Der Lebensraum des Mannes

Da der Mann sich im Grunde genommen von den gleichen Nahrungsmitteln ernährt wie wir, ist er ab und zu in den sonst ausschließlich von uns frequentierten Lebensmittelgeschäften anzutreffen. Allerdings nimmt er seine Nahrung lieber in fertig zubereiteter Form zu sich, und er fühlt sich in Supermärkten auch nicht wohl. So fällt er uns dort auf durch verlorenes Herumstehen, meistens in den Hauptverkehrsgassen und durch orientierungsloses Umherstarren. Den Einkaufswagen schiebt er vor sich her wie einen riesigen Fremdkörper. In der Kassenschlange drängelt er gern und nimmt uns durch seine größere Körperform die Sicht. Erst wenn er zur als Sicherheit empfundenen Nähe seines Autos zurückkehren kann, weicht die Erstarrung aus ihm. Oft zu beobachten ist dann ein hastiges, unprofessionelles Verstauen der Einkäufe auf Beifahrer- und Rücksitz statt in den Kofferraum, und dann verschwindet der Mann auch schon im Inneren seines heißgeliebten Kraftfahrzeuges, wo wir ihn bald aus den Augen verlieren.

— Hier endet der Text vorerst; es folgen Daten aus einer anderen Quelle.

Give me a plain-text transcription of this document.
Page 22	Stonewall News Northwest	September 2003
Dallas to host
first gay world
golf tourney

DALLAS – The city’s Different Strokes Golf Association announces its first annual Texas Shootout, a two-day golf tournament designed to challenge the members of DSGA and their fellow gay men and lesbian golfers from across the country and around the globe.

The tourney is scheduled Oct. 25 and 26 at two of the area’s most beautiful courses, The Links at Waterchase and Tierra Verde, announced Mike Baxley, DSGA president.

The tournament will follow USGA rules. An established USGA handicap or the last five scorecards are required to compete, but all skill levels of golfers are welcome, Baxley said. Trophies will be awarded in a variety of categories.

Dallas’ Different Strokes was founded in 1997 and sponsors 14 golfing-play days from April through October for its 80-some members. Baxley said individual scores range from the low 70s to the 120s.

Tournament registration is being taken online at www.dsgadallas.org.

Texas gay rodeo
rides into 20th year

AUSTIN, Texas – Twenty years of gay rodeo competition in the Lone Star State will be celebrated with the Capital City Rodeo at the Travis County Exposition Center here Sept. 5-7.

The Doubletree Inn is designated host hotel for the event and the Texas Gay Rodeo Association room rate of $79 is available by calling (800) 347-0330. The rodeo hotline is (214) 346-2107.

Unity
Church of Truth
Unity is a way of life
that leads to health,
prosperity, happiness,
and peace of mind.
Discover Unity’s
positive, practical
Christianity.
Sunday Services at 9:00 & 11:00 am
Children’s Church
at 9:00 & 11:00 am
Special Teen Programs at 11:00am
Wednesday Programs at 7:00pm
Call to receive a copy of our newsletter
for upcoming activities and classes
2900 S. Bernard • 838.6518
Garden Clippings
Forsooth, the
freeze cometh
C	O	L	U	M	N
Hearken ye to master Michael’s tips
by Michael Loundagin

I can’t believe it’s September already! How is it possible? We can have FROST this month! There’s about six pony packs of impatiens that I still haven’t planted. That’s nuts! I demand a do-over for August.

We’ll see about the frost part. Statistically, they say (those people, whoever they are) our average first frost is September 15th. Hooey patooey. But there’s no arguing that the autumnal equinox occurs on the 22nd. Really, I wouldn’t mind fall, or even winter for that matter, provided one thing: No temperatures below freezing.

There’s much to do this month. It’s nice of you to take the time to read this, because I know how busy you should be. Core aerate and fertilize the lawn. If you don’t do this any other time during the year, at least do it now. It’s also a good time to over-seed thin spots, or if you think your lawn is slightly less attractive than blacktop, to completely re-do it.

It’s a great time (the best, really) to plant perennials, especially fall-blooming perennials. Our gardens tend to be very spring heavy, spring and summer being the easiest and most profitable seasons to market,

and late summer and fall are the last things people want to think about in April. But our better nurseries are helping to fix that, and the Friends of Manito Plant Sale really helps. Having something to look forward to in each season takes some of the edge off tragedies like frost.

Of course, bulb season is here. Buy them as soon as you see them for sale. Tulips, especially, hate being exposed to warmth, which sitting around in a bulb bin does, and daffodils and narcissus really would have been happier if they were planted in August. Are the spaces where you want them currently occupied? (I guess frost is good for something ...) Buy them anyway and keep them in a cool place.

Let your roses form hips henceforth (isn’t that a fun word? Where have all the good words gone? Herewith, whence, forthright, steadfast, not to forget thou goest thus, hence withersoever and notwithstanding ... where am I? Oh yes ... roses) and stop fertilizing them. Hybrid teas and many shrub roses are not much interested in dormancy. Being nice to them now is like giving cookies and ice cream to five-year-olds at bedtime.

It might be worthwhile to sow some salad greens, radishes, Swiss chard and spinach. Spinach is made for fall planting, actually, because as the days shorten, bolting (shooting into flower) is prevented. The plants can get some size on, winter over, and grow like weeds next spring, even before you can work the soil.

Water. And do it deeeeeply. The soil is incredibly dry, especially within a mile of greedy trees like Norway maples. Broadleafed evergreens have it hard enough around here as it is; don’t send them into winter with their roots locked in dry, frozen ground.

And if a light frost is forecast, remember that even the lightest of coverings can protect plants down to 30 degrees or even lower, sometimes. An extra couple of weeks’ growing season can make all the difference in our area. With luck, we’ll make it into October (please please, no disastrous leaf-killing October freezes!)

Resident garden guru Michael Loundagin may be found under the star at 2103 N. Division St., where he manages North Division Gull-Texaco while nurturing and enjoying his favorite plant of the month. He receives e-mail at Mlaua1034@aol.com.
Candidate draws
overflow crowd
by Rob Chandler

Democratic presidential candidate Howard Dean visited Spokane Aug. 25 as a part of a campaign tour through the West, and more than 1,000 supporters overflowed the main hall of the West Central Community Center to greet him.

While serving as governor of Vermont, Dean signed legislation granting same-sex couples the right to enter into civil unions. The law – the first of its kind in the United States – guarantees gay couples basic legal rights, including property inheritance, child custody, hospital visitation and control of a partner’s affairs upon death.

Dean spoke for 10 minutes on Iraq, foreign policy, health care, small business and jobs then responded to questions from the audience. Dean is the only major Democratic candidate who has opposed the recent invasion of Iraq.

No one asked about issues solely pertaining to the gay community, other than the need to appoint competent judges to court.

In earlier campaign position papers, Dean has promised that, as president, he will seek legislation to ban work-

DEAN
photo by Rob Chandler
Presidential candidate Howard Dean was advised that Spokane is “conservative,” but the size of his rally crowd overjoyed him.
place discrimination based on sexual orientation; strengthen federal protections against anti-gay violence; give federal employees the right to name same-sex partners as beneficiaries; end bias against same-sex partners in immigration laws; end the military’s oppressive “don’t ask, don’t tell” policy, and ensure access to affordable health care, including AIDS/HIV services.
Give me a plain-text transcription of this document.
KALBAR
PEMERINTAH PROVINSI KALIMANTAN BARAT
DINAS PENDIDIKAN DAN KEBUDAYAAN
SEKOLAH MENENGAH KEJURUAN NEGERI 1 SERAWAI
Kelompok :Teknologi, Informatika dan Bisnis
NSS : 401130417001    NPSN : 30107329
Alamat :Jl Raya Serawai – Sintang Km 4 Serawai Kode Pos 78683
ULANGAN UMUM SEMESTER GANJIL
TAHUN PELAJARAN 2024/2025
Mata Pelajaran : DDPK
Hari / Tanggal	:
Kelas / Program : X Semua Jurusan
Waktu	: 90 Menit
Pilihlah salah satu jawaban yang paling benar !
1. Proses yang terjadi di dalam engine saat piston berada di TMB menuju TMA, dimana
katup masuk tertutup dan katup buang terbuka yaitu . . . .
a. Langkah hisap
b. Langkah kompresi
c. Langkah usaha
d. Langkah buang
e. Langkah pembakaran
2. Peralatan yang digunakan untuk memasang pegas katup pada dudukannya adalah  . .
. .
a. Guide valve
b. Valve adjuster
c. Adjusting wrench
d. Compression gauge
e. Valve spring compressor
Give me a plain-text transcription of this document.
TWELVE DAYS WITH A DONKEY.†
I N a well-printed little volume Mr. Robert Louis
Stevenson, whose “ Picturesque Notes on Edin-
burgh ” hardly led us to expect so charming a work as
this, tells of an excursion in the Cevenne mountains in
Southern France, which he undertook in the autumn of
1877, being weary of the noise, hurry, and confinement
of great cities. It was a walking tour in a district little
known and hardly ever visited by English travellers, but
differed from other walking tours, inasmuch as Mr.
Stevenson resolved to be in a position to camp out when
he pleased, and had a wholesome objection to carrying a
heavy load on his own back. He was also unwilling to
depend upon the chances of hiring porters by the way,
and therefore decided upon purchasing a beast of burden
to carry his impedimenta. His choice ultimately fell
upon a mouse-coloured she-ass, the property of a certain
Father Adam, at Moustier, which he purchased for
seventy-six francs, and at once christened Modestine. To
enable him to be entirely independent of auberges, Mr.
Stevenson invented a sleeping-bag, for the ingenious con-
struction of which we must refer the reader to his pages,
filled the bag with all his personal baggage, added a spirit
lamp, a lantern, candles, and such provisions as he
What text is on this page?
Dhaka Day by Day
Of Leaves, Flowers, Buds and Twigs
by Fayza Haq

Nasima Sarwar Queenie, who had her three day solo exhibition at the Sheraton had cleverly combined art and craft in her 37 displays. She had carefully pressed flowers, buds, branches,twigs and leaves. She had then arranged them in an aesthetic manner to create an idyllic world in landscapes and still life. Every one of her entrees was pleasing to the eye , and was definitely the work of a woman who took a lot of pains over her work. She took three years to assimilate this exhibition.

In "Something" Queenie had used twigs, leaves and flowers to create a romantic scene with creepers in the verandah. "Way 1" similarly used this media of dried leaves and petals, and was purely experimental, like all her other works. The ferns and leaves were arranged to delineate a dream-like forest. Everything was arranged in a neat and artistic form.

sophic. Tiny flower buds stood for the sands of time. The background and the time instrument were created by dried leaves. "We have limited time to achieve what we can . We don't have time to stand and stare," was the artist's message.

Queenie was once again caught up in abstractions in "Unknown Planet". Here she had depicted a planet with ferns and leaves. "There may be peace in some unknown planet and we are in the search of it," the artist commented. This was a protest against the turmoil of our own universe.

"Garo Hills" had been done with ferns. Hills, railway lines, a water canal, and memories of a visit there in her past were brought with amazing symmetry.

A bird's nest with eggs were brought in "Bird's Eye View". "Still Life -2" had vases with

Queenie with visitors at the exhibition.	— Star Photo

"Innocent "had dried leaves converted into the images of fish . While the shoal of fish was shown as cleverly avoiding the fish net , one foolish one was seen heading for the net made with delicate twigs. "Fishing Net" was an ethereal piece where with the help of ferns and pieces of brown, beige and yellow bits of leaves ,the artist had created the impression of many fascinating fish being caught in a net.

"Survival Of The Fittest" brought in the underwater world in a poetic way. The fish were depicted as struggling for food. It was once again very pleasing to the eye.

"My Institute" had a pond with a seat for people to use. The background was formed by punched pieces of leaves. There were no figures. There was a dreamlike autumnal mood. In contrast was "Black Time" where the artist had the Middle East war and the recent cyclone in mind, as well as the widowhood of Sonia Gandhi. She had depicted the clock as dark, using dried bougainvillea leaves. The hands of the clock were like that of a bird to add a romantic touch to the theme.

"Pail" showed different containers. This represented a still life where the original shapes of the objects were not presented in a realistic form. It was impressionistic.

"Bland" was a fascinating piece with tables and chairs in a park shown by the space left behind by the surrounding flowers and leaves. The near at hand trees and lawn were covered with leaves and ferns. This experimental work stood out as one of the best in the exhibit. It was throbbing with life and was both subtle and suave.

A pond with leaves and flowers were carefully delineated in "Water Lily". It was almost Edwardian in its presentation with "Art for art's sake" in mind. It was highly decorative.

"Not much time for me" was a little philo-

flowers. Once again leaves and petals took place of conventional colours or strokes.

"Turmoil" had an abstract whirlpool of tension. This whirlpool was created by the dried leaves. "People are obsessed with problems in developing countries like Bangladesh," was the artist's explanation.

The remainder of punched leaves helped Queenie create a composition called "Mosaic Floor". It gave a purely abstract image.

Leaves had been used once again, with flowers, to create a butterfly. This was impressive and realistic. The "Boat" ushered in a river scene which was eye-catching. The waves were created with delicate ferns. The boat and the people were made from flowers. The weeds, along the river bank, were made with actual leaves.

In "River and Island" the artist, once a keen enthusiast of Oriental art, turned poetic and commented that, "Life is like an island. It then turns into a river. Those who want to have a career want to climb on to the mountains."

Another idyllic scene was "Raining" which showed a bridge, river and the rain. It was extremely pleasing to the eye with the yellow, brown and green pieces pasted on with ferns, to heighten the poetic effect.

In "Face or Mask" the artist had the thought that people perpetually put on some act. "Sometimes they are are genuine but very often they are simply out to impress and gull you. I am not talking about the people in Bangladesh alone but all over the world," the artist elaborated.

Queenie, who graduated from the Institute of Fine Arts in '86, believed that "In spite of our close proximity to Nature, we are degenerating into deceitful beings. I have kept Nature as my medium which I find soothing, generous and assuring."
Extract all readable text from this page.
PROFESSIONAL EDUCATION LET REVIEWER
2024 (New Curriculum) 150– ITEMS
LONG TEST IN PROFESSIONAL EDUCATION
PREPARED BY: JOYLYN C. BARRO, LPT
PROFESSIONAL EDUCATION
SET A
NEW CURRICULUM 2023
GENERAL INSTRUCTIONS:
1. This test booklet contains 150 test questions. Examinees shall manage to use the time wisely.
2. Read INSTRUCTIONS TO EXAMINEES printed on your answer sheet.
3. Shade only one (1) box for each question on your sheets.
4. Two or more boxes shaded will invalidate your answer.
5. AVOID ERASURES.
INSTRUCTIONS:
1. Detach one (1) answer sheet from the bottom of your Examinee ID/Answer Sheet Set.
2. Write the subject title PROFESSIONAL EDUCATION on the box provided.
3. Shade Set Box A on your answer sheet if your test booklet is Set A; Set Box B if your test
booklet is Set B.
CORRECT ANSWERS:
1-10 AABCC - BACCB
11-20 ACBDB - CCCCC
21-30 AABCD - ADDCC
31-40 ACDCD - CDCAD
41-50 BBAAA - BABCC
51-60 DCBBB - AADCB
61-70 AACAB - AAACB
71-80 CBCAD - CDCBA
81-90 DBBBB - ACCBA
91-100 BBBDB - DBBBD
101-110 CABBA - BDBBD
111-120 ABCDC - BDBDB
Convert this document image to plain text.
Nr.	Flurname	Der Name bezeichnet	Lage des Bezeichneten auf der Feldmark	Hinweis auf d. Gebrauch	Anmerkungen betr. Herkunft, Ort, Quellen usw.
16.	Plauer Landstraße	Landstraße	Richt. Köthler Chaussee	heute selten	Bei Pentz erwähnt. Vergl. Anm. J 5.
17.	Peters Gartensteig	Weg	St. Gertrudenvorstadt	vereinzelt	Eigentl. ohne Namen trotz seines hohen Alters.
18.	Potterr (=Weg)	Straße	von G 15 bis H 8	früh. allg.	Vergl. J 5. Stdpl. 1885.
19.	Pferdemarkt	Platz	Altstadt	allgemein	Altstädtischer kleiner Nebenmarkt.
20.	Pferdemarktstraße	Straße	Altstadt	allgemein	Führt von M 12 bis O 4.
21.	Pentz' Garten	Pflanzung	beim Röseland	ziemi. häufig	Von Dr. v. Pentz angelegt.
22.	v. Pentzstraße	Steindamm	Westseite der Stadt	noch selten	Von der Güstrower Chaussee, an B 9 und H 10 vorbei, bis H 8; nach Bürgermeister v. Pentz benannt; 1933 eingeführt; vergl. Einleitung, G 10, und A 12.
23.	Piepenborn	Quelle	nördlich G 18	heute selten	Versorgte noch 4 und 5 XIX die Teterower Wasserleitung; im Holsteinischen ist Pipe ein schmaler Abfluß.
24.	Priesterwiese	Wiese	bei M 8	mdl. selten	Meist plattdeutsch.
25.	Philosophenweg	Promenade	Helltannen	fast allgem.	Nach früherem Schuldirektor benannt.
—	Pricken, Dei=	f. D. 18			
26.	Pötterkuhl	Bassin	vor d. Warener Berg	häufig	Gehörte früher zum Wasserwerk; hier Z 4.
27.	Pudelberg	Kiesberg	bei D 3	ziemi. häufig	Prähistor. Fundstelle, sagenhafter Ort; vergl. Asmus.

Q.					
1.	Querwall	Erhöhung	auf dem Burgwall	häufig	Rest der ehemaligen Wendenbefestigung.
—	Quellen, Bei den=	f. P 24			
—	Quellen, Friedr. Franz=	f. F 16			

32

Das Auto des Mannes ist eins der rätselhaftesten Mysterien. Es ist groß, aber seine Größe schlägt sich nicht nieder in großem Innenraum, sondern ist nur äußerlicher Art. Auch steht die Größe des Autos in keinem Verhältnis zur Körpergröße des Benutzers; hier scheint eine einfache Maximal-Bevorzugung (je größer desto besser) vorzuliegen.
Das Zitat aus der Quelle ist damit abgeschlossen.